I've been thinking about how I want to load my data for some checkboxes in an AngularJS app. I'm generating multiple checkboxes based on 2 JSON objects that are currenty hard-coded in the a Javascript file (it's currently a prototype, but in production the values for the checkboxes can change from day to day).

Now I've tried using JSP in my Javascript file (IDE is Eclipse) – while it would work, it just looks ugly (besides the fact that JSP syntax checking doesn't work in a .js file). I thought about creating a servlet that would generate those JSON objects and then loading them through AJAX, but I'm not sure if this might be "bad behaviour" since I'd generate multiple AJAX calls only to keep my code "clean".

Is there some kind of convention or best-practice for dynamically created Javascript or should I usually prefer AJAX over JSP in Javascript?

Best Answer

What you want to do is possible and there are available in many frameworks that can help here. Look at AJAX as a callback implemented in JS and not something different - this will help simplify your problem. There is no best practice IMO, but there are some options available that I have used in the past. Here are some options,

  1. JSP Tag UI Components: You have some widget which requires some business input to render but is mostly JavaScript. While AJAX is an option it can be unnecessary if the data is available at the point of rendering the JSP. One approach is to create a JSP Tag Lib that internally renders the HTML and JS. The benefit is fewer people are touching and working with JS which is more error prone and relatively difficult to Unit Test. In the past this was a messy option since you would have to use multiple out.println statements to render the Dynamic JS from the Tag Handler but now with the introduction of Tag Files this can be a lot cleaner.

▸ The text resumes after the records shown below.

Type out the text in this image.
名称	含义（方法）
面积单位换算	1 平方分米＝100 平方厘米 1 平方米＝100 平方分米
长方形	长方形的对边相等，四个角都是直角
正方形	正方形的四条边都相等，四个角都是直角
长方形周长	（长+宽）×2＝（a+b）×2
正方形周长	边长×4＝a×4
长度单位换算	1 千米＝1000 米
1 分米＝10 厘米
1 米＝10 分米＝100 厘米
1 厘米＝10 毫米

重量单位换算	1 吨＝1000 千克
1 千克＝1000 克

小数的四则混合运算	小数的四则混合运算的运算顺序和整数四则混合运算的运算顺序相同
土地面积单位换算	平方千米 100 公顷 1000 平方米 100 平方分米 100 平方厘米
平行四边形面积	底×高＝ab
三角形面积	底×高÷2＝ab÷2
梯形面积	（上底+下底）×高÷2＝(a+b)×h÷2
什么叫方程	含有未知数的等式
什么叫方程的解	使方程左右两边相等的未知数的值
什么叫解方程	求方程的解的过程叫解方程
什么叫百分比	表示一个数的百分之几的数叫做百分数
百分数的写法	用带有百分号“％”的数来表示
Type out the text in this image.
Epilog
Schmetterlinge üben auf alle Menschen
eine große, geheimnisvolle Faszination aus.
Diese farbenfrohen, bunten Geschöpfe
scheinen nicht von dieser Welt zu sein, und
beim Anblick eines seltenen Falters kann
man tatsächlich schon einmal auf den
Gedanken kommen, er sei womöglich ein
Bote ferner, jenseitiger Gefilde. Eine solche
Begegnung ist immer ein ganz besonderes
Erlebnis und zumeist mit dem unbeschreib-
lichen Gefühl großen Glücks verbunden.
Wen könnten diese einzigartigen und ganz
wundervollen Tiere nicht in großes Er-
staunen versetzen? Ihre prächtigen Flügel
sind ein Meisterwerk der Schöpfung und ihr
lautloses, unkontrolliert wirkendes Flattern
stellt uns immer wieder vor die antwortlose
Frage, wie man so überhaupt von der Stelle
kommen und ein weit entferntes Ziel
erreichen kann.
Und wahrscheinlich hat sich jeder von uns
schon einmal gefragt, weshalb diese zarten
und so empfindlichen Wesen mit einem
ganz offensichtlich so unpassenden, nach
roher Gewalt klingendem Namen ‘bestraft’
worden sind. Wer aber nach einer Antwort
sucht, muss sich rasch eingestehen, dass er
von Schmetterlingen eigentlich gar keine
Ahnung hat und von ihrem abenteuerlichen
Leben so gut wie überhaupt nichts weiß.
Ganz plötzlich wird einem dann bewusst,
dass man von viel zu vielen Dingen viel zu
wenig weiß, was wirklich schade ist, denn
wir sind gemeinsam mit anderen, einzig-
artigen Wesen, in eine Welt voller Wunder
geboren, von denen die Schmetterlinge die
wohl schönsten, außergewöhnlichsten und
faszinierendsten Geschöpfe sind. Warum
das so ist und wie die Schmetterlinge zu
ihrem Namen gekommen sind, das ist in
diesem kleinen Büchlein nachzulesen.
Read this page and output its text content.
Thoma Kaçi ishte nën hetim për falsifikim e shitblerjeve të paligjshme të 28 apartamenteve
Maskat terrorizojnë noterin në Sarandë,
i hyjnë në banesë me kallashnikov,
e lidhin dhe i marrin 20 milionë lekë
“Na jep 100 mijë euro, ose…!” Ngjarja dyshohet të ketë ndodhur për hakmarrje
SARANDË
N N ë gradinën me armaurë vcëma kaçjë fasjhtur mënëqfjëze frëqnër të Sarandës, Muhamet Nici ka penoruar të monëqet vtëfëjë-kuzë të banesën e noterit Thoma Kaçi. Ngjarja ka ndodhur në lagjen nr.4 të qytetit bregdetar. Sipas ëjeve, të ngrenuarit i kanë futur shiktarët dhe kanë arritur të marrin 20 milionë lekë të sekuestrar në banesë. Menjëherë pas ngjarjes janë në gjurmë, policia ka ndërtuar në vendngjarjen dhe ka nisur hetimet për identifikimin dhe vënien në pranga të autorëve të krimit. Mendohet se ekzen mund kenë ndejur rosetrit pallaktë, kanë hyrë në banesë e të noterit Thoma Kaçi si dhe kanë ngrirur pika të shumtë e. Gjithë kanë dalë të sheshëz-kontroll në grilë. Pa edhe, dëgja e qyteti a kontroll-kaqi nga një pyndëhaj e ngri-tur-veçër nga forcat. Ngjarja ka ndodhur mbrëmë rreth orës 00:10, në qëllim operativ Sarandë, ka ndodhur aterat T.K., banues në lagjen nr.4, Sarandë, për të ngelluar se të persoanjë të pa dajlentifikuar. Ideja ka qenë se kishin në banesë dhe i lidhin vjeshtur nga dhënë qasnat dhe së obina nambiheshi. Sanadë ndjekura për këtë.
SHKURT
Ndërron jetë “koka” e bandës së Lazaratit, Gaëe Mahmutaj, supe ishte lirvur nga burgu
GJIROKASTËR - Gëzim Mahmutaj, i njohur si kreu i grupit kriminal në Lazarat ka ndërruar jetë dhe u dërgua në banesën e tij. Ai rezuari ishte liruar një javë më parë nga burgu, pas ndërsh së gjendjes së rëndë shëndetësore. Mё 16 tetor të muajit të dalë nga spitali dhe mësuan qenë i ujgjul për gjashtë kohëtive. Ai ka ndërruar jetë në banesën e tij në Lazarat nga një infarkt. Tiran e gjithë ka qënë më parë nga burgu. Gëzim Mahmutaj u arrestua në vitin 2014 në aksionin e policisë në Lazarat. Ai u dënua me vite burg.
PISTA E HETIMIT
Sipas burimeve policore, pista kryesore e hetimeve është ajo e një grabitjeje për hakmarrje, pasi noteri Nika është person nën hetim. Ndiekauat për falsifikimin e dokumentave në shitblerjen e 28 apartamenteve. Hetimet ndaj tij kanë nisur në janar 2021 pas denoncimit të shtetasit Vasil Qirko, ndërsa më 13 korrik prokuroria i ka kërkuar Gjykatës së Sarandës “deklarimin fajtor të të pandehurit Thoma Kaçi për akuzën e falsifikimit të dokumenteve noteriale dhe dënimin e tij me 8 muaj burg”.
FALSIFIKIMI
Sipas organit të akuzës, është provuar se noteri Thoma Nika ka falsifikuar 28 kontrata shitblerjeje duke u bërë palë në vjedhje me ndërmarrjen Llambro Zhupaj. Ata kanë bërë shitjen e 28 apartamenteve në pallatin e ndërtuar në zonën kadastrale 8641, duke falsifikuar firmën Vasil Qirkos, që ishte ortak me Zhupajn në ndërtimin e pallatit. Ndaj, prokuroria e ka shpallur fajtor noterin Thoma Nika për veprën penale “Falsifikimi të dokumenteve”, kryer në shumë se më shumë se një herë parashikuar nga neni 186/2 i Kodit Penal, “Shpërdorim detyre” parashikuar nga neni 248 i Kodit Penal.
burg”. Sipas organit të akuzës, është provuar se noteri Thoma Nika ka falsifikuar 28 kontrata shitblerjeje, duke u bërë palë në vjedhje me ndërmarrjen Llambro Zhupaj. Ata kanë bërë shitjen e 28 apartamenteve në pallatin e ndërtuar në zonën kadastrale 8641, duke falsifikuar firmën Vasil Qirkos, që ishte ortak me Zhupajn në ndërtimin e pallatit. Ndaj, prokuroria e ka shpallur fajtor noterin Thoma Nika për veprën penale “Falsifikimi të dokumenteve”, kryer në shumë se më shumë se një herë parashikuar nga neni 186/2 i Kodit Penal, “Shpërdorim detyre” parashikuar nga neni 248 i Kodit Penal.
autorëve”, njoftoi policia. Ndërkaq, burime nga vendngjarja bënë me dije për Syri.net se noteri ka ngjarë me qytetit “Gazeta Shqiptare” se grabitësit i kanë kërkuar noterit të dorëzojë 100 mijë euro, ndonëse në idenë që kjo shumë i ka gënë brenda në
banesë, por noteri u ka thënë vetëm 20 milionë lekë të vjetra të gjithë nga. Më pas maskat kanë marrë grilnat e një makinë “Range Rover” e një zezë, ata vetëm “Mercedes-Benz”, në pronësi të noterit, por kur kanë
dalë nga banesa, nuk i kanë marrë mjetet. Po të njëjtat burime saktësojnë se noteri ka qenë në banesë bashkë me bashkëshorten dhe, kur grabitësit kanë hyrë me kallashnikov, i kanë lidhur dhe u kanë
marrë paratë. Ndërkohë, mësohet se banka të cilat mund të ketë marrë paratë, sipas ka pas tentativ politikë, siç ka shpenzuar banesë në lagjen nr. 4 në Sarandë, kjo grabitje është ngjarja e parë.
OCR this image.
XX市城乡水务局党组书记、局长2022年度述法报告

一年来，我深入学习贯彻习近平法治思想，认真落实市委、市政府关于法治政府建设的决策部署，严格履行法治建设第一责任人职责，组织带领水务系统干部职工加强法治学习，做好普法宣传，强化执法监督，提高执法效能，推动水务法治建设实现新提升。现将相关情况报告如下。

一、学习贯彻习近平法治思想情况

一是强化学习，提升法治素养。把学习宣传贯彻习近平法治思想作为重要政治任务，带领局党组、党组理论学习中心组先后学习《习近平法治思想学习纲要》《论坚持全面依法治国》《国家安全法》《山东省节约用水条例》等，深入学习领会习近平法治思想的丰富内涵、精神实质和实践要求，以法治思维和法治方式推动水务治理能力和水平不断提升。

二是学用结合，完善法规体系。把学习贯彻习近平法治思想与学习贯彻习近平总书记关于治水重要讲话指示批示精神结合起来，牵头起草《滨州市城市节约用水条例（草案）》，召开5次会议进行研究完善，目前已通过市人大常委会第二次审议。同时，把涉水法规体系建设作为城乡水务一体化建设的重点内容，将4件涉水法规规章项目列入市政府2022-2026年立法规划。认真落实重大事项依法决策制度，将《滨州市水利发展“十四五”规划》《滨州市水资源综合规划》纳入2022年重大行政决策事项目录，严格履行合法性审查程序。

  2. JS Endpoint: JS Endpoints are special servlets that serve dynamic JS. Think of this instead you setting a static file in the src attribute of the script tag you have the URL pointing to a URL pointing to a Servlet that responds with content type for JavaScript or JSON as the case may be.

    <script src="/myapp/abc.jsx"></script>
    

    In the web.xml,

    <servlet-mapping>
    <servlet-name>myServletThatServesDynamicJS</servlet-name>
    <url-pattern>*.jsx</url-pattern>
    </servlet-mapping>
    
  3. Client-side Frameworks: There are many JS frameworks worth your time investment that can minimize the amount of JS you write by declaratively generate a lot of JS (and CSS) something that most Java developers would prefer. AngularJS and Bootstrap are examples. So you basically add some additional attributes to regular HTML tags and there is some magic in the background that generates components, makes AJAX calls, etc. Angular will pull required JS "modules" from the server as an when needed via AJAX calls and also supports advance features like DI which can make testing your JS code a breeze and also a lot cleaner.

I personally prefer using JS frameworks to solve JS problems. So I would be in favor of option 3 for most of the issues. JS frameworks have come a long way and have wide industry support especially when you are talking of Frameworks like AngularJS or even jQuery. They also address many other concerns some that you haven't raised like cross browser compatibility which can be a huge pain even if you are supporting just one browser across versions.